Resisting mightily my urge to put on my lapsed-Satanist pointy hat, or Secular Humanist hat (I doffed them both rather publicly, a few years ago), and point out that the Bible is also a human artifact, I reminded myself of my favorite explanation for Halloween, which is completely non-Satanic, non-Fluffy Wiccan, and only faintly partaking of witchcraft As We Know it...
It's to be remembered that while many of its neighbors were pagan, Ireland remained a Christian entity, separate from Rome for several centuries, resulting, in some cases, in an odd hybrid of practices. For instance,
the end of the Irish Civil Year was when the last sheaf of grain was harvested, and began on All Saint's Day. Most years, it was fairly close, even overlapping, so that there was little ambiguity. However, some years, grain had to be harvested early, and so there might be anything from a night to a week that belonged neither to one year or another.

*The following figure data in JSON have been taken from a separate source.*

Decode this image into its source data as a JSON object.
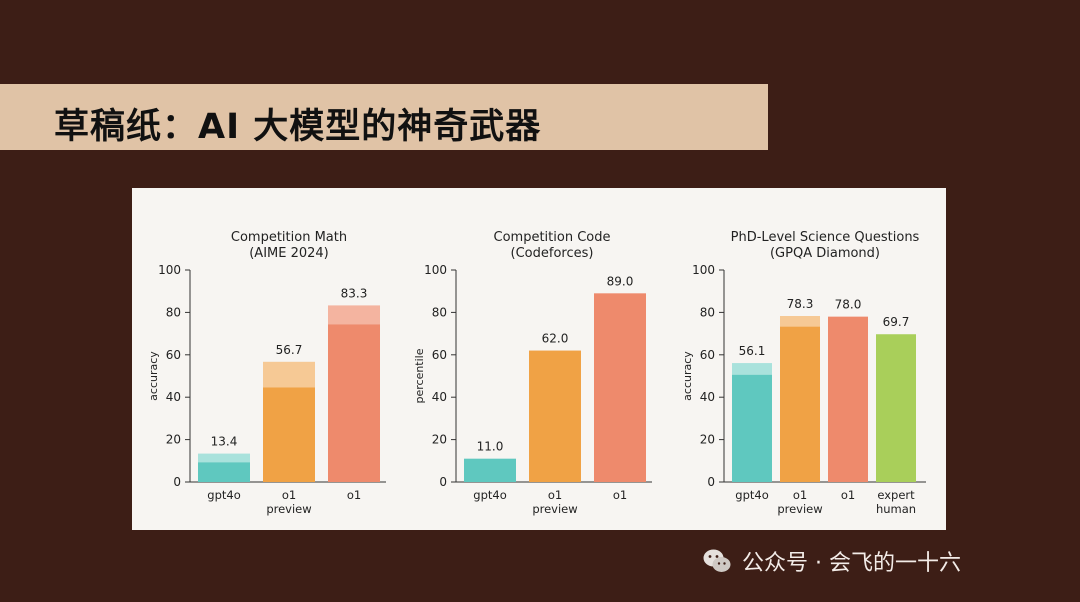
{
  "slide": {
    "title": "草稿纸：AI 大模型的神奇武器"
  },
  "watermark": {
    "text": "公众号 · 会飞的一十六",
    "icon": "wechat-icon"
  },
  "colors": {
    "background": "#3d1e16",
    "title_band": "#e0c3a6",
    "gpt4o": "#5fc8bf",
    "gpt4o_light": "#a9e2dc",
    "o1_preview": "#f0a245",
    "o1_preview_light": "#f6c995",
    "o1": "#ee8a6c",
    "o1_light": "#f4b4a0",
    "expert_human": "#a9cf5a"
  },
  "chart_data": [
    {
      "type": "bar",
      "title": "Competition Math",
      "subtitle": "(AIME 2024)",
      "ylabel": "accuracy",
      "ylim": [
        0,
        100
      ],
      "yticks": [
        "0",
        "20",
        "40",
        "60",
        "80",
        "100"
      ],
      "categories": [
        "gpt4o",
        "o1 preview",
        "o1"
      ],
      "category_lines": [
        [
          "gpt4o"
        ],
        [
          "o1",
          "preview"
        ],
        [
          "o1"
        ]
      ],
      "values": [
        13.4,
        56.7,
        83.3
      ],
      "value_labels": [
        "13.4",
        "56.7",
        "83.3"
      ],
      "base_values": [
        9.3,
        44.6,
        74.4
      ],
      "series_keys": [
        "gpt4o",
        "o1_preview",
        "o1"
      ]
    },
    {
      "type": "bar",
      "title": "Competition Code",
      "subtitle": "(Codeforces)",
      "ylabel": "percentile",
      "ylim": [
        0,
        100
      ],
      "yticks": [
        "0",
        "20",
        "40",
        "60",
        "80",
        "100"
      ],
      "categories": [
        "gpt4o",
        "o1 preview",
        "o1"
      ],
      "category_lines": [
        [
          "gpt4o"
        ],
        [
          "o1",
          "preview"
        ],
        [
          "o1"
        ]
      ],
      "values": [
        11.0,
        62.0,
        89.0
      ],
      "value_labels": [
        "11.0",
        "62.0",
        "89.0"
      ],
      "base_values": [
        11.0,
        62.0,
        89.0
      ],
      "series_keys": [
        "gpt4o",
        "o1_preview",
        "o1"
      ]
    },
    {
      "type": "bar",
      "title": "PhD-Level Science Questions",
      "subtitle": "(GPQA Diamond)",
      "ylabel": "accuracy",
      "ylim": [
        0,
        100
      ],
      "yticks": [
        "0",
        "20",
        "40",
        "60",
        "80",
        "100"
      ],
      "categories": [
        "gpt4o",
        "o1 preview",
        "o1",
        "expert human"
      ],
      "category_lines": [
        [
          "gpt4o"
        ],
        [
          "o1",
          "preview"
        ],
        [
          "o1"
        ],
        [
          "expert",
          "human"
        ]
      ],
      "values": [
        56.1,
        78.3,
        78.0,
        69.7
      ],
      "value_labels": [
        "56.1",
        "78.3",
        "78.0",
        "69.7"
      ],
      "base_values": [
        50.6,
        73.3,
        78.0,
        69.7
      ],
      "series_keys": [
        "gpt4o",
        "o1_preview",
        "o1",
        "expert_human"
      ]
    }
  ]
}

This kind of calendrical glitch was not uncommon in some societies -- in Early Rome, there was no reckoning of days or months between December and March. In Ireland, however, this situation led to a mild social crisis every time it occurred.
It was hard to press any kind of civil suit that occurred on no particular day of no particular year. It was easy to get away with all kinds of petty crime, quasi-legal mischief (like fortunetelling, spellcasting and begging) and revenge pranks, too. Therefore, especially at night, people stayed home, lit candles in apples and turnips and left them by the door or in a window, and if they had to go out, they'd cover their faces, turn their clothing inside out, or do other things to disguise themselves.
Shut up for long nights and short days, people began to wonder: if it's no real year, did that mean there was no time? Would that mean that places, events, even people from the past might, somehow, be walking around out there? All Saint's was the day for the commemoration of holy people. All Souls was for the ordinary kind of person, the souls in Purgatory. The Eve of All Hallows must, therefore be when those in Hell might walk free! The English invaded, the Irish Civil calendar was discarded, but the idea of late October as a time of fear and mischief remained.
And so it was, that in Early America, Irish young men would go forth on the last two nights of October, wreaking havoc (overturning outhouses and/or lighting fires was a popular gesture), getting drunk, and generally being a public nuisance until the 1930's when the Boy Scouts got into the action, substituting doing skits, songs and magic tricks in costume for the "trick" part and encouraging grown folks to "treat" them with candies, hot cider, doughnuts and the like. In the 60's UNICEF used the idea to collect for children's charities, a hard sell for smaller kids to'get', but amazingly effective. Nowadays, the only people truly frightened are parents, who love outdoing each other on how terrible it all is.
It may be not everyone's explanation, but I'm sticking to it.